Bring out your roll of one dollar bills and head on over to Tri-Valley Repertory Theatre's hilariously raunchy presentation of The Full Monty. Directed by John Maio, The Full Monty is about six unemployed men performing a one night only stripper show and it's playing now through February 3 at the Bankhead Theatre.
Jerry Lukowski (Todd Carver) has just been laid off from his factory job along with his best friend Dave Bukatinski (played with hysterical comic effect by Marty Newton). When Jerry and Dave decide to go in through the back window of a Chip & Dales strip club to get Dave's wife Georgie (magnificently played by Julia Etzel), they find out what she and Jerry's ex-wife Pam (Sue Claire Jones) really think of them. Jerry, who owes Pam money for their son Nathan (an adorably funny and witty Max DeSantis), decides that the sculpted bods of the strippers are not what all these women really want and makes up his mind to perform onstage himself in order to earn the money to see his son.
On a jog to lose some extra poundage to prepare for the show, Jerry and Dave stop ex-security guard Malcolm MacGregor (Ryan Cowles) from committing suicide. Cowles is a hoot in "Big-Ass Rock" and then shows off his beautiful voice in "You Walk with Me."
After convincing Malcolm that becoming a stripper is the answers to his problems Jerry convinces best friend Dave and four other unemployed men (total of 6) to join in this one night only romp in a G-string to raise the money and reclaim their dignity.
Amongst the gang of not-so-typical strippers is old timer Noah "Horse" T. Simmons (a comically talented dancer played wonderfully by Laval-William Davis), an endearingly nervous Harold Nichols (Elmer Strasser), and side-splitting Ethan Girard played brilliantly by Daniel Quezada who early on at the stripper audition bared his backside to the audience who gasped, laughed, and cat-called with whoops and hollers at the surprise.
In fact there were many in the cast who bared their bellies, undressed to their undies, and showed us what it is to love who you are no matter what - including the hilarious Bob Stratton as Marty, Tony Gardner as Reg Willoughby, and Chip & Dales stripper Justin Hunt as Keno.

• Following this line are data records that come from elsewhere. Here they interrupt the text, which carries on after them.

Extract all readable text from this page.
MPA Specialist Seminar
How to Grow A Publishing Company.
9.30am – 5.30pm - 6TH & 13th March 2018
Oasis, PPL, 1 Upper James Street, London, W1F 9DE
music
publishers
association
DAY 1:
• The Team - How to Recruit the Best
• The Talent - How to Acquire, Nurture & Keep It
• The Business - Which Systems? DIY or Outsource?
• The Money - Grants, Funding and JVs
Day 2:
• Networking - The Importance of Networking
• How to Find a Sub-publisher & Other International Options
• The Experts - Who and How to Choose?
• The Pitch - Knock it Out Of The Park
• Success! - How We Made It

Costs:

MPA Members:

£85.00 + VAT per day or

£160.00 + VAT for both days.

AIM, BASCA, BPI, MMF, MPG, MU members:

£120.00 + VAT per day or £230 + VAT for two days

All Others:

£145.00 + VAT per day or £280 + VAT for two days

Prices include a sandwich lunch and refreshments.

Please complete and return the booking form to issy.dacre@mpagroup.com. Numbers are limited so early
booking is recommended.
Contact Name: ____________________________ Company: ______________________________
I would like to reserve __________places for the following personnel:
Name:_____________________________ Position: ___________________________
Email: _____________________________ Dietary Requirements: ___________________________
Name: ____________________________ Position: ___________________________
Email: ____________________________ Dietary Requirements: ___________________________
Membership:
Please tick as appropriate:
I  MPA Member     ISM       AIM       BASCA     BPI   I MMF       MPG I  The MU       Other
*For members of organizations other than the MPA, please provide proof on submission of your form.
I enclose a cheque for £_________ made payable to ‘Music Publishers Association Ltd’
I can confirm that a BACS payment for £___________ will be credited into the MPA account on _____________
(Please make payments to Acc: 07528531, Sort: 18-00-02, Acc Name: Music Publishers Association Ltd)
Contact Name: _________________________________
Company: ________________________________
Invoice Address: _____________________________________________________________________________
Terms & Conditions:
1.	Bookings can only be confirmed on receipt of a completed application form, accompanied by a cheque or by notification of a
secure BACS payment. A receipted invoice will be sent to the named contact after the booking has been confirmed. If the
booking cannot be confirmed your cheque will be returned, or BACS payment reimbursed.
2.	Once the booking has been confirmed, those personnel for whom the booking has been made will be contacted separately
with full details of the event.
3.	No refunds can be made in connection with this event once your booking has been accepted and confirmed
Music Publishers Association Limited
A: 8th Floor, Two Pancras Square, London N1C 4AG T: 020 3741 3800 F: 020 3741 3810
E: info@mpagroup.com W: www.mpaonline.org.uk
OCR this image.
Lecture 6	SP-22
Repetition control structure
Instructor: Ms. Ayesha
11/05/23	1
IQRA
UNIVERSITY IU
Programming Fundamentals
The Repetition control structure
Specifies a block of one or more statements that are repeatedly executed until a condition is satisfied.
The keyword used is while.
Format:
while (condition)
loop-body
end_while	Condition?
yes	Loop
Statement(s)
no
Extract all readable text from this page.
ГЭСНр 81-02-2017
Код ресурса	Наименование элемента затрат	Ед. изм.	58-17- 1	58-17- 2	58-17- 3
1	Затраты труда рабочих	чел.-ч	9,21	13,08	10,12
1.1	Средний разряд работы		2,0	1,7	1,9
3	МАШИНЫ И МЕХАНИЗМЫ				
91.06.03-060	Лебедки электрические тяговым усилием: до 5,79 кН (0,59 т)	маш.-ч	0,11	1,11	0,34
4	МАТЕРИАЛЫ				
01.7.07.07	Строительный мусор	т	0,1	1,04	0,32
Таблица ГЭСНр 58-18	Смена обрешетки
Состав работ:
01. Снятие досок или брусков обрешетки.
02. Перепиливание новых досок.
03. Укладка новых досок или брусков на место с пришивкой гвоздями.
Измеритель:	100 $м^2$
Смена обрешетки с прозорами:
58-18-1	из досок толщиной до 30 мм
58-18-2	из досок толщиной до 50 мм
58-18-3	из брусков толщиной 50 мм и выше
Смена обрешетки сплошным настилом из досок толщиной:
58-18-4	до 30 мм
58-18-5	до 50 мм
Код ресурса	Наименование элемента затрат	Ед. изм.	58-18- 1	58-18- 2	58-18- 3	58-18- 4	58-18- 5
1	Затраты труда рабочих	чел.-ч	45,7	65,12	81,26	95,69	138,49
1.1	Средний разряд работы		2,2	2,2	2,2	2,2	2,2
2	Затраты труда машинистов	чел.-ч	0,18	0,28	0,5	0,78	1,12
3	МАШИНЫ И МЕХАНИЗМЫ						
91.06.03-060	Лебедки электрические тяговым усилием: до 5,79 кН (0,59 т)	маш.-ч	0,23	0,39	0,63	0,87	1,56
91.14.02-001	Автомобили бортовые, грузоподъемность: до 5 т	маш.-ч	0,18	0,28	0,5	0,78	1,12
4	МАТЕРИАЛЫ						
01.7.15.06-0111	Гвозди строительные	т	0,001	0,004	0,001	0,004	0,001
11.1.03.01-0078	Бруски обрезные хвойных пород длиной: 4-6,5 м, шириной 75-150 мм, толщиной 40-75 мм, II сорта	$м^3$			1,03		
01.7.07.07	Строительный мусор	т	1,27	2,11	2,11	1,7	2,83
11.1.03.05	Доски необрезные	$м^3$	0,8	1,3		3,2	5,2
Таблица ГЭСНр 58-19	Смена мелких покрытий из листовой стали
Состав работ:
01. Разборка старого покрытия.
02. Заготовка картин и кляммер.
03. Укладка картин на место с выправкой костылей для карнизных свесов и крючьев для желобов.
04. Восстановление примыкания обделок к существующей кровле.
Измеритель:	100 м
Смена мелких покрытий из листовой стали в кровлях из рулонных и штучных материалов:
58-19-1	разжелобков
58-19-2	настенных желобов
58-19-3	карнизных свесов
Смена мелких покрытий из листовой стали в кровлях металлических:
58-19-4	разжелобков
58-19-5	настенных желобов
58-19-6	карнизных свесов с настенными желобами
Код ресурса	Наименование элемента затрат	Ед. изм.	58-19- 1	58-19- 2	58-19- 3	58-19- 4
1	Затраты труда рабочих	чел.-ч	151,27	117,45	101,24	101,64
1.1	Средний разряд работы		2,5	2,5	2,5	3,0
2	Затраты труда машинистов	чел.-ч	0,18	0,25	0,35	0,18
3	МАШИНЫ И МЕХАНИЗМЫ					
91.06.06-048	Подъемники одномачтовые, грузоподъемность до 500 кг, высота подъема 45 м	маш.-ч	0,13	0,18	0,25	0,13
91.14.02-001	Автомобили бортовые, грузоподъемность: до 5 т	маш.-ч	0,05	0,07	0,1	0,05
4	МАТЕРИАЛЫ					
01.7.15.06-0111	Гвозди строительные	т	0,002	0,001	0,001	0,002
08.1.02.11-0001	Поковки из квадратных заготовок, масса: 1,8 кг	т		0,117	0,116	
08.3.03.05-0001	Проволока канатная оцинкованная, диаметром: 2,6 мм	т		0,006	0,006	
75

Belinda Maloney was outstanding as pianist Jeanette Burmesiter. Her laugh out loud voice was reminiscent of Roz from Pixar's Monsters Inc. and her comedic timing, energy and all around wit made her an amazing addition to the cast. She was a joy to watch.
Scenic design by Kelly Tighe was a mash of diagonal lines that cris-crossed the stage and during scene changes the set was a great looking focal point that drew the eye and it was the perfect backdrop for the scenes in the show.
Todd Carver, who played lead Jerry Lukowski, was off his game opening night, seeing to strain on the high notes during many of his songs. His touching number, "Breeze Off the River," was off-key, but heartfelt. Sue Claire Jones, who played Jerry's wife was fine but didn't make you feel for her problems as much as the part demanded.
The finale of the show was met with massive audience enthusiasm as our six leading men stripped down and showed us what they were made of - and the cast coming out into the aisles of the theatre made you feel like you were an audience member at the strip joint as you chanted along "Hey, hey! Watta say!? Buffalo men go all the way!" If you want to find out what made the entire audience give a standing ovation at the end of the show I guess you will have to attended The Full Monty and see if they bare it all!